Diabetes Inspidus

Description

Diabetes insipidus (DI) is a disorder characterised by the production of large volumes of dilute urine due to deficient activity of antidiuretic hormone (ADH), also known as vasopressin. This disorder can occur due to abnormalities in the production, release, or action of ADH.

Pathogenesis

The pathophysiology of diabetes insipidus involves either insufficient production or release of ADH from the posterior pituitary gland (central DI) or renal resistance to the effects of ADH (nephrogenic DI). ADH is vital in regulating water reabsorption in the kidneys; insufficient ADH action results in excessive water excretion and resultant polyuria and polydipsia.

Subtype

  • Central Diabetes Insipidus: Caused by a lack of ADH production or secretion by the posterior pituitary gland. This can be idiopathic or due to damage to the hypothalamus or pituitary gland from a variety of causes, including trauma, surgery, malignancy, or infection.
  • Nephrogenic Diabetes Insipidus: Occurs when the kidneys do not respond properly to ADH. This can be due to inherited genetic disorders or acquired causes such as chronic kidney disease or certain medications.

Epidemiology, Risk Factors & Associations

  • Central DI is usually idiopathic or secondary to pituitary surgery, head trauma, or intracranial tumours.
  • Nephrogenic DI can be inherited (X-linked recessive or autosomal dominant/recessive) or acquired due to chronic renal disease, hypercalcemia, or drugs like lithium.

Clinical Features

Patients typically present with polyuria (excessive urination), polydipsia (excessive thirst), and nocturia. Children may present with failure to thrive, hypernatremia, and fever.

Complications

If untreated, DI can cause dehydration, electrolyte imbalance, and, in severe cases, hypovolemic shock.

Pathological Features

Histopathology

Histopathology is not typically applicable in the diagnosis of DI as it is primarily a clinical and biochemical diagnosis.

Serology
  • Water Deprivation Test: Gold standard for diagnosis. Demonstrates inability to concentrate urine despite dehydration.
Biochemistry
  • Serum Osmolality and Electrolytes: Increased serum osmolality and hypernatraemia.
  • Urine Osmolality: Decreased urine osmolality.

Radiological Features

Imaging studies are primarily useful to identify the cause of central DI.

General Features
  • Characteristically demonstrates findings related to the underlying cause, such as pituitary masses or changes consistent with sarcoidosis or histiocytosis.
CT
  • Non-contrast: May identify calcifications associated with certain granulomatous diseases.
  • Contrast-enhanced: May identify pituitary or hypothalamic masses, infiltrative processes, or post-surgical changes.
MRI
  • T1WI: Hypothalamic and pituitary lesions can often be visualised.
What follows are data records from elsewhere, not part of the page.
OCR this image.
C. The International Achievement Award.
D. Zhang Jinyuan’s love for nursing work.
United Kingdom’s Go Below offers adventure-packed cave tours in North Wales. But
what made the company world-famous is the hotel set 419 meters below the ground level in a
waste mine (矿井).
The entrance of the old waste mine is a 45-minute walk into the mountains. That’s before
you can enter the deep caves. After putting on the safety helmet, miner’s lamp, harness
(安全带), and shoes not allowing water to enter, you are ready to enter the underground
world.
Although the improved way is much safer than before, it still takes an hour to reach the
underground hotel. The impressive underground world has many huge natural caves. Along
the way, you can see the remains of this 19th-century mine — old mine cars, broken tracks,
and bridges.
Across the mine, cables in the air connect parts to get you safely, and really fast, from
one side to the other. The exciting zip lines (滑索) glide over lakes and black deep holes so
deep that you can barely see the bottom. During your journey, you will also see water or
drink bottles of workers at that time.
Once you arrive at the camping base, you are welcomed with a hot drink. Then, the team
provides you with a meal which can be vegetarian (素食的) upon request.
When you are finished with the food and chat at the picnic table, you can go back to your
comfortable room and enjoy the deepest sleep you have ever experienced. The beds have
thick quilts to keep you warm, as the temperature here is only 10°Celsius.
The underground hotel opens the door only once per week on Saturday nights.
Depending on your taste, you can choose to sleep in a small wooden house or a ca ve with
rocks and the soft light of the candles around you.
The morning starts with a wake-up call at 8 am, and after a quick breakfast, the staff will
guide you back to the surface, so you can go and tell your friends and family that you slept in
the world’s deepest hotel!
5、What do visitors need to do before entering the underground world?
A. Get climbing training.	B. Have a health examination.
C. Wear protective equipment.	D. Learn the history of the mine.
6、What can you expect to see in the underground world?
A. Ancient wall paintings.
Absence of the normal posterior pituitary bright spot is a supportive but not definitive sign of central DI.
  • T1 C+: Enhancing lesions may be visible in the hypothalamus or pituitary gland.

Grading and Staging

Not applicable as diabetes insipidus is not a malignancy and does not have a staging or grading system.

Diagnosis

Diagnosis is typically based on clinical findings and results of the water deprivation test, with imaging used to identify potential underlying causes.

Differential Diagnosis

  • Primary Polydipsia: Characterised by excessive water intake driven by an abnormal increase in thirst. Differentiating features include lower serum osmolality and higher urine osmolality compared to DI, along with a history of psychiatric illness in many cases.
  • Diabetes Mellitus: Excessive urination and thirst may also be seen in diabetes mellitus due to glucose-induced osmotic diuresis. However, differentiating features include elevated blood glucose levels and presence of glucose in urine, which are not seen in DI.
  • Chronic Kidney Disease: May cause polyuria in early stages, but unlike DI, it is often accompanied by elevated serum creatinine, decreased glomerular filtration rate (GFR), and other signs of kidney dysfunction. As the disease progresses, oliguria becomes more common.
  • Hypercalcemia: Excessive calcium in the blood can impair the kidney’s ability to concentrate urine, leading to polyuria. However, hypercalcemia can be differentiated by elevated serum calcium levels and may also present with other symptoms such as fatigue, bone pain, or arrhythmias.
  • Hypokalemia: Low blood potassium levels can lead to polyuria by impairing the concentration ability of the kidneys. Differentiating features include low serum potassium levels and associated symptoms such as muscle weakness or cramps, constipation, and palpitations.

Management

Management depends on the type of DI:

  • Central DI is treated with desmopressin (a synthetic form of ADH).
  • Nephrogenic DI is managed by treating the underlying cause, discontinuing offending medications, and maintaining adequate hydration. Certain medications such as thiazide diuretics or NSAIDs may be used in some cases.